Maximum Class C Note Subordination:
An amount equal to 133.33333% of the initial dollar principal amount of these Class B notes
Minimum Denomination:
$100,000 and multiples of $1,000 in excess of that amount
Stock Exchange Listing:
Application will be made to list on the Irish Stock Exchange
Outstanding Notes of the Citiseries:
As of March 20, 2007, there were 64 subclasses of notes of the Citiseries
outstanding, with an aggregate outstanding principal amount of $61,265,249,918,
consisting of:
 
        Class A notes
$53,940,249,918
 
        Class B notes
$ 2,750,000,000
 
        Class C notes
$ 4,575,000,000
 
As of March 20, 2007, the weighted average interest rate payable by the issuance trust in respect of the outstanding subclasses of notes of the Citiseries was 5.55% per annum, consisting of:
 
        Class A notes
5.53% per annum
 
        Class B notes
5.52% per annum
 
        Class C notes
5.84% per annum
Master Trust Assets and Receivables:
The aggregate amount of credit card receivables in the master trust as of December 31, 2006 was $75,587,484,506, of which $74,644,092,474 were principal receivables and $943,392,032 were finance charge receivables.
Annex I:
The information presented in Annex I to the prior prospectus supplement has been superseded by the information presented in a Form 8-K filed with the SEC by Citibank Credit Card Master Trust I, the issuer of the collateral certificate, on February 5, 2007. Static pool information concerning losses, delinquencies, revenue yield and payment rate for the master trust receivables has been stored by Citibank (South Dakota) since January 2006 and can be found at www.citigroup.com/citigroup/citibankmastertrust/staticpool.
 
 

2
 
 
The issuance trust has filed a registration statement (including a prospectus) with the SEC for the offering to which this communication relates.

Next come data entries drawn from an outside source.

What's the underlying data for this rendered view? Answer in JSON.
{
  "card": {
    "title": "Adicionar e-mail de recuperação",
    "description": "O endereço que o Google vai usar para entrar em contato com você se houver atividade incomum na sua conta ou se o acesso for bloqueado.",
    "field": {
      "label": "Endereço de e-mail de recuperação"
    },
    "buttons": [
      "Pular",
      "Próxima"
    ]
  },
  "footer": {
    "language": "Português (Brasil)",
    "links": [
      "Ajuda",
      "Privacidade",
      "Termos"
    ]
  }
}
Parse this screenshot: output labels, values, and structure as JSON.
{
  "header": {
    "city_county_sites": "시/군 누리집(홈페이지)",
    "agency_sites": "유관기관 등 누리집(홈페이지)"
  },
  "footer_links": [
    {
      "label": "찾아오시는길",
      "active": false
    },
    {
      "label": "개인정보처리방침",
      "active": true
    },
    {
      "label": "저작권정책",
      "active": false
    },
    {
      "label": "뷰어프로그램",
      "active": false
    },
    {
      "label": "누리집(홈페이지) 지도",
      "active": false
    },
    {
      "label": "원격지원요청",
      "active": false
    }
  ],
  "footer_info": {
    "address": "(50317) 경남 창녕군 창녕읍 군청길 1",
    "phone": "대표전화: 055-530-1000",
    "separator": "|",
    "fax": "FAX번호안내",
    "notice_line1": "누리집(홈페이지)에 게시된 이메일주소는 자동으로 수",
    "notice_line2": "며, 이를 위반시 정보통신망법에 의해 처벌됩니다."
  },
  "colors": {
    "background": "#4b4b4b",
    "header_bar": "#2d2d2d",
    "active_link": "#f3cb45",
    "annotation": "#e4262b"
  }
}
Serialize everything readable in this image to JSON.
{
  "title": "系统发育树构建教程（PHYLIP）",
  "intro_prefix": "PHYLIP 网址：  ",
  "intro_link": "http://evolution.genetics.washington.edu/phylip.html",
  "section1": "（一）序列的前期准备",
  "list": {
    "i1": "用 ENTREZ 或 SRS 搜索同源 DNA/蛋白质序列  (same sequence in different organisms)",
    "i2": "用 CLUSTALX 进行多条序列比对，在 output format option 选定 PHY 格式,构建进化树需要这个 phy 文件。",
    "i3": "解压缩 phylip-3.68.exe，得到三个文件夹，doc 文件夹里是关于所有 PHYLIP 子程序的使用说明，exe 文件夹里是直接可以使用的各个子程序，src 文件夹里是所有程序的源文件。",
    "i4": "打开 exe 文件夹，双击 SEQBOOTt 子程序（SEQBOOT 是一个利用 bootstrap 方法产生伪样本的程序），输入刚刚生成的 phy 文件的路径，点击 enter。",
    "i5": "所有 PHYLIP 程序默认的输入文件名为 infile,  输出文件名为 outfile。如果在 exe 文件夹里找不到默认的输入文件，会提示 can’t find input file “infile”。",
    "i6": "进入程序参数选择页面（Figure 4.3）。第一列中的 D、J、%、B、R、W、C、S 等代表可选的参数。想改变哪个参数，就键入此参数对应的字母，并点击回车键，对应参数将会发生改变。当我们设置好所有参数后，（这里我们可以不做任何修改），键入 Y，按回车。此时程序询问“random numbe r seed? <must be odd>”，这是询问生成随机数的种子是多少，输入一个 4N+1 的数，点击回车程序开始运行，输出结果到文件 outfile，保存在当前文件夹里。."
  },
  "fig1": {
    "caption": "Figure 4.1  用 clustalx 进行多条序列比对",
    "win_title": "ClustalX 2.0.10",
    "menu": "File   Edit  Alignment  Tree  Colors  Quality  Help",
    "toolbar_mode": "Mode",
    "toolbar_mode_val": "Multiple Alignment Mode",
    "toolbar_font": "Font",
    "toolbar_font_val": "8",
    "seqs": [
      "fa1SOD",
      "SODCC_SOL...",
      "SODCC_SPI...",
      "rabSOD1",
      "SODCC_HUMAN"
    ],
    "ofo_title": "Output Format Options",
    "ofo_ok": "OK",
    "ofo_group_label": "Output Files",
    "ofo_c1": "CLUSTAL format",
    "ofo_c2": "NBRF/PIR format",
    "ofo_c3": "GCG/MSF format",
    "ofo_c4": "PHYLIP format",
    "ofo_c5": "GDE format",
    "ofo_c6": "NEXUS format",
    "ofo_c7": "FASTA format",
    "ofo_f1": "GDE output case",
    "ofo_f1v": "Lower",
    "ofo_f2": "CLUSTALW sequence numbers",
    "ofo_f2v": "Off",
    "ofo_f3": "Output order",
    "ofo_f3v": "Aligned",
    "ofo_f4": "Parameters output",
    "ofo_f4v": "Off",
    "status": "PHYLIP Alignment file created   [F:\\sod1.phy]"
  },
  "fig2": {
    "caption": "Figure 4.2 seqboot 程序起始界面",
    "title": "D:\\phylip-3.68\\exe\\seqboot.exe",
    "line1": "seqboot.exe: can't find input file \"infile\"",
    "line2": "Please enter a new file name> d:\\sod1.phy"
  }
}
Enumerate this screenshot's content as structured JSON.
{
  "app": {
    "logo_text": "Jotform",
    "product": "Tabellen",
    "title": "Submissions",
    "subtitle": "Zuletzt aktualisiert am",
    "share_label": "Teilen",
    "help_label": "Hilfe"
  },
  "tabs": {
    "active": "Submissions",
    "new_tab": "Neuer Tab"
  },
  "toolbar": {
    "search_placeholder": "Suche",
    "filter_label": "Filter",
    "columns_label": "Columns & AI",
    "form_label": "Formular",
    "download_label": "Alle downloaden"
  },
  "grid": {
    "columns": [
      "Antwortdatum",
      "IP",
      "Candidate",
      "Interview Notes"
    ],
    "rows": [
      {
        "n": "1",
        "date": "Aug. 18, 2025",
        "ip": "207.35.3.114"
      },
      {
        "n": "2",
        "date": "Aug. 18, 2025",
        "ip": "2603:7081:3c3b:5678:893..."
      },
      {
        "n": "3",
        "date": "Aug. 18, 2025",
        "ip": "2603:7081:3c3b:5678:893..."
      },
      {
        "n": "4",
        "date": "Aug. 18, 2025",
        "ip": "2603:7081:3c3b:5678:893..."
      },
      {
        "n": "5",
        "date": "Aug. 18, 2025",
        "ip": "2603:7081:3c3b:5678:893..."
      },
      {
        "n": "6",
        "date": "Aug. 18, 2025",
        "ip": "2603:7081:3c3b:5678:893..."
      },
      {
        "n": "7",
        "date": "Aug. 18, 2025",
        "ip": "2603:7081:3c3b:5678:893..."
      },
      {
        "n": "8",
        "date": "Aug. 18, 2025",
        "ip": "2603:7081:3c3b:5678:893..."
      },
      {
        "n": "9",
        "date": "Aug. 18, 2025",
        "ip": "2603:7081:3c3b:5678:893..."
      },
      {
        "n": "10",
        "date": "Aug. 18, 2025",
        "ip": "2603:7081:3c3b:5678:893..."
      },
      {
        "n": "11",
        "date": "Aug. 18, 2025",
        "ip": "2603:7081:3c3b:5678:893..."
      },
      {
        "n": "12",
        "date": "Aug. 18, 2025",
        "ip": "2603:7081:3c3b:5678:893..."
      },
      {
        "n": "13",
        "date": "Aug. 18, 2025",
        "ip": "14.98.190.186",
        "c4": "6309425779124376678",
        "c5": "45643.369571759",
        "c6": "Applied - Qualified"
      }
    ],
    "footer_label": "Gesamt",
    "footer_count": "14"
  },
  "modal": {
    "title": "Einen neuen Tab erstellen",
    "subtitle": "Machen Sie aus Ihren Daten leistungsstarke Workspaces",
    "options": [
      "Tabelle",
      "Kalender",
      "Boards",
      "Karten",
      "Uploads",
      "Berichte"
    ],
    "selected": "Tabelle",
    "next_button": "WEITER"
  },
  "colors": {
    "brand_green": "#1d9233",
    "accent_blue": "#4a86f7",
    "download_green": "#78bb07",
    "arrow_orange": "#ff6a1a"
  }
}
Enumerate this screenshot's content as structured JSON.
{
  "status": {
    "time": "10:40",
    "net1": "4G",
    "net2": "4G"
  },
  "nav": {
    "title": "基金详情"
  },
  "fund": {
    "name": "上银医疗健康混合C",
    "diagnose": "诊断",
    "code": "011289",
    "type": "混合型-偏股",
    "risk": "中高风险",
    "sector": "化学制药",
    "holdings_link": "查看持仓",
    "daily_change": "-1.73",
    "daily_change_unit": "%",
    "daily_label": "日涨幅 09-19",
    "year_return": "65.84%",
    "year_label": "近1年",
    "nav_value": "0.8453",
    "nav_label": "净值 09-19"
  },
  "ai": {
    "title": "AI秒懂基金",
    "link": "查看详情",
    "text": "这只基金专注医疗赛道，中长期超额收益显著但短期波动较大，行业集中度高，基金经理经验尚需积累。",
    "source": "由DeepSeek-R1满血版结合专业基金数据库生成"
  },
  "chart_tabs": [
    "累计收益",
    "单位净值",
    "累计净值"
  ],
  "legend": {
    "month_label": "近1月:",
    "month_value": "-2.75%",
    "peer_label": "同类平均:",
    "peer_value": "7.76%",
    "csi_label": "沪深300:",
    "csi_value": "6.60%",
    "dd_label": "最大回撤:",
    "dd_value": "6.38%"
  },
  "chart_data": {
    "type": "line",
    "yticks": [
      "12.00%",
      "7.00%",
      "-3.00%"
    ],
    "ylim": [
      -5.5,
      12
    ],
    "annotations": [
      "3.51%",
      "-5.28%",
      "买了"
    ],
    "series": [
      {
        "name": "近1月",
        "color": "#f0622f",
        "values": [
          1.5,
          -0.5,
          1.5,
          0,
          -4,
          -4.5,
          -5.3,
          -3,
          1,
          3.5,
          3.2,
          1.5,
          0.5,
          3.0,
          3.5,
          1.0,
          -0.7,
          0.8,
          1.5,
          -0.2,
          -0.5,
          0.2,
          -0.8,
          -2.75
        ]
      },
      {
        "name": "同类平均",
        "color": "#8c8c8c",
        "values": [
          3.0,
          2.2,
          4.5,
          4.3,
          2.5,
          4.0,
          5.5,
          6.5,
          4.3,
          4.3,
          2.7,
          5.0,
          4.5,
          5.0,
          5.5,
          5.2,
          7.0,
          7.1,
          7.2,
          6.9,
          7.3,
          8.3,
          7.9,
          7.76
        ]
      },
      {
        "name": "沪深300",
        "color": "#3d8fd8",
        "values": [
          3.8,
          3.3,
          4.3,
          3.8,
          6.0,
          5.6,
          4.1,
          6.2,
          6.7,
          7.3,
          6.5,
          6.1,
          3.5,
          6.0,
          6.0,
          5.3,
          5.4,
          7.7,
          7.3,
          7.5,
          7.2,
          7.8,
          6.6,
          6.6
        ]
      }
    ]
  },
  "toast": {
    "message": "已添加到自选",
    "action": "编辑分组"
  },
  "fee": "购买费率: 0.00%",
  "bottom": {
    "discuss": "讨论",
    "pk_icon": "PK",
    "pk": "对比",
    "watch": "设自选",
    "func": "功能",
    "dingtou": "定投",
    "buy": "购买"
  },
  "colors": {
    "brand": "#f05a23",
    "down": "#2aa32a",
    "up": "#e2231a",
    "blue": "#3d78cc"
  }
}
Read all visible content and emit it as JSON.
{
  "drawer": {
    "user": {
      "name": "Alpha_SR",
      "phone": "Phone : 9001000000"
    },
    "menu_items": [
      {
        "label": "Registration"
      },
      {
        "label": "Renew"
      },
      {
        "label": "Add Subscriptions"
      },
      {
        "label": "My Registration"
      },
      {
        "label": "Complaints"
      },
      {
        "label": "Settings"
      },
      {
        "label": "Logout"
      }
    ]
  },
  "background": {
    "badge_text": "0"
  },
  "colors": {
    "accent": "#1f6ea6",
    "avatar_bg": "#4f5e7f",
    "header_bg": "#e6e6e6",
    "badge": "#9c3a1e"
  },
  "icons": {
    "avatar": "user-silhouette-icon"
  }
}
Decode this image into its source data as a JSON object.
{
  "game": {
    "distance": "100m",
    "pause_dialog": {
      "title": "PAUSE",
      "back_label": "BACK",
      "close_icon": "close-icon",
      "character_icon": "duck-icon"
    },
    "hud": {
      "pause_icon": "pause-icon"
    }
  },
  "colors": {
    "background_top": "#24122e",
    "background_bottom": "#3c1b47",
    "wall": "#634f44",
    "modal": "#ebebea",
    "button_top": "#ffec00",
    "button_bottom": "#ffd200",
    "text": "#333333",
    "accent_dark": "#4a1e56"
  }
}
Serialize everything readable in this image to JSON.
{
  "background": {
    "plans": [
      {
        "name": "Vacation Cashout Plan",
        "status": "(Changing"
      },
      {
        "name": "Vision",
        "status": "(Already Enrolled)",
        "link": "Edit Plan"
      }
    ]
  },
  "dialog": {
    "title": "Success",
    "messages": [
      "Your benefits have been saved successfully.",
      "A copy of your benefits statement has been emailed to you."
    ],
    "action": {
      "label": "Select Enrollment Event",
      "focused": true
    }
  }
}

Before you invest, you should read the prospectus in that registration statement and the prior prospectus supplement and other documents the issuance trust has filed with the SEC for more complete information about the issuance trust and this offering. You may get these documents for free by visiting EDGAR on the SEC website at www.sec.gov. The file number of the issuance trust's registration statement is 333-131355. Alternatively, the issuance trust, any underwriter or any dealer participating in the offering will arrange to send to you the prospectus and the prior prospectus supplement if you request it by calling 605-331-1567, which you may call collect.